For district and state accountability information, the Principles
recommend "a combination of classroom assessment information
(such as portfolio reviews) and external or large-scale assessments
(such as examinations)" (Principle 2, p. 8). Sampling should
be used to the extent feasible.

Relying on teacher evaluation for a major part of accountability
data introduces some technical difficulties. However, the principle
of using grades -- which are based on an evaluation of student
work done over time -- to determine high school graduation is
widely accepted socially, legally, and politically, even though
it is also widely agreed that teacher grading usually lacks technical
rigor. (Here it is worth reminding the reader that despite all
the variability in grades, they are more accurate predictors of
performance in the first year of college than are the technically
rigorous SAT or ACT; see College Board, 1995). In effect, the
Principles proposes that strengthened evaluation by teachers become
an important basis for accountability. This, in turn, calls for
an improved form of "grading," preferably without the
numbers or letters or the competitive rankings (Kohn, 1994).

The involvement of parents and the community in the assessment
process, discussed in Principles 5 and 6, also enhances accountability.
This requires that assessment be open, not cloaked in the traditionally
prized secrecy (see Principle 1). As Wiggins (1993) explains,
secrecy operates to make education deeply dishonest, undermining
what ought to be important goals of learning. This is not a call
for parents to score their own child's work, but for involving
the community in a variety of ways, from working on learning goals
to participating in such things as reviewing exhibitions or performances
(Darling-Hammond, et al., 1995).

One might ask, in regard to overall assessment practices, why
not combine both approaches, classroom-based assessment and traditional
tests, which are admittedly inexpensive? This approach has been
argued for under the rubric of "multiple measures,"
or at times as a call to not "throw the baby out with the
bathwater." I hope I have explained why the traditional tests
are not simply inadequate but also harmful; that there is no baby
in the bathwater. The continuing social weight of those tests
also means that their continued use, even in combination with
other assessments, will tell educators that they can keep right
on focusing instruction on what traditional tests measure. Multiple
measures are of course necessary, but the term does not mean one
of those measures must be a traditional test.

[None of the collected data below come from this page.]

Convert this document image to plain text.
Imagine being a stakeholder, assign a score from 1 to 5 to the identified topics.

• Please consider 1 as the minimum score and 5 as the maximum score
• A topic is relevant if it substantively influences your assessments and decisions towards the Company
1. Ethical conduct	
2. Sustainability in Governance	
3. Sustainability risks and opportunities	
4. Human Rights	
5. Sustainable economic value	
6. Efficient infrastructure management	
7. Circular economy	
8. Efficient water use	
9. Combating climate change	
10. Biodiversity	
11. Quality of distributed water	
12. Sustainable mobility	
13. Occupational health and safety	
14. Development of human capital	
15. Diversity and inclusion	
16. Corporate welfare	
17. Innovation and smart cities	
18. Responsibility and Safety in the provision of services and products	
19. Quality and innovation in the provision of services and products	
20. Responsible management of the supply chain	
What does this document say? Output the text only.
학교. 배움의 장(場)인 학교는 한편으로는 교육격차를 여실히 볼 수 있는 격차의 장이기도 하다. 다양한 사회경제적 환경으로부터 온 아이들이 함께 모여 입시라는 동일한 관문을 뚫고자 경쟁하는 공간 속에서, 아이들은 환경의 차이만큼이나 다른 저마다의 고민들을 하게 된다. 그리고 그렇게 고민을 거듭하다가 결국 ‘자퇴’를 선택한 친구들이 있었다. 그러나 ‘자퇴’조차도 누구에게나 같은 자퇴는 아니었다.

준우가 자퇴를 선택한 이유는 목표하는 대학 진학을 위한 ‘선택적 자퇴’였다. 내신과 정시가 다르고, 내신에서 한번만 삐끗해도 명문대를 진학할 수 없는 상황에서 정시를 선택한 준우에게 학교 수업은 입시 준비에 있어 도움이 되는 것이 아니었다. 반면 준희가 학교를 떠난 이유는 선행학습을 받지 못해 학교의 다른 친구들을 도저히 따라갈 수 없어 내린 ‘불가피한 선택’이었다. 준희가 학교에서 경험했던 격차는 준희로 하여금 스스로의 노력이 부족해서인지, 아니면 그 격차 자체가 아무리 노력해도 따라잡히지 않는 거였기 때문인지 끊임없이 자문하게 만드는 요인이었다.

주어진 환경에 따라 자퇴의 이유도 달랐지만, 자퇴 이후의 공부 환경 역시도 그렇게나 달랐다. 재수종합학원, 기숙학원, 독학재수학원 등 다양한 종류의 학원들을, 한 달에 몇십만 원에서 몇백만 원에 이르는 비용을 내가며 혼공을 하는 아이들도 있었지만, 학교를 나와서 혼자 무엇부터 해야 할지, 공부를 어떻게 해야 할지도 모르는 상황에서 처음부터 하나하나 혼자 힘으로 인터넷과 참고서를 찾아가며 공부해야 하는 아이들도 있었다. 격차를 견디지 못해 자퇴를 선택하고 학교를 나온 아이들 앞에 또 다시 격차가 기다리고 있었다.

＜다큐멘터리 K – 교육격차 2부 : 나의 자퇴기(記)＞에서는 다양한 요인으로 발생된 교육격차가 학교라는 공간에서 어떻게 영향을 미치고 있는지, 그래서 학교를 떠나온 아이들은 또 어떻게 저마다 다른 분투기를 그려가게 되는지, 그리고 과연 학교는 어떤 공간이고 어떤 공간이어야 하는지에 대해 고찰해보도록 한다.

Equity and Professional Development
Traditional tests have presumed that assessing all students in
the same format creates an equitable situation. However, the process
of test construction, the determination of content, and the use
of only one method -- usually multiple-choice -- build in cultural
and educational biases that unfairly favor some ways of understanding
and demonstrating knowledge over others. Testing's power has,
in turn, shaped curriculum and instruction in ways that favor
certain groups. Norm-referenced testing has encouraged often-harmful
educational practices, such as tracking (see discussion above).
Thus, the uniformity and apparent equity of the tests contribute
to real world educational inequity.

The Standards functionally defines bias only in terms of predictive
validity. It explicitly avoids the issue of "fairness"
(p. 13). This ignores the multiple and complex ways in which bias
can affect all aspects of the assessment process. For example,
in developing an exam, bias must be avoided in developing the
framework for the construct, in defining the domain, in selecting
items or tasks meant to assess student knowledge in that domain,
and in specifying outcome criteria against which a test is validated.
Yet these issues are largely ignored in the Standards.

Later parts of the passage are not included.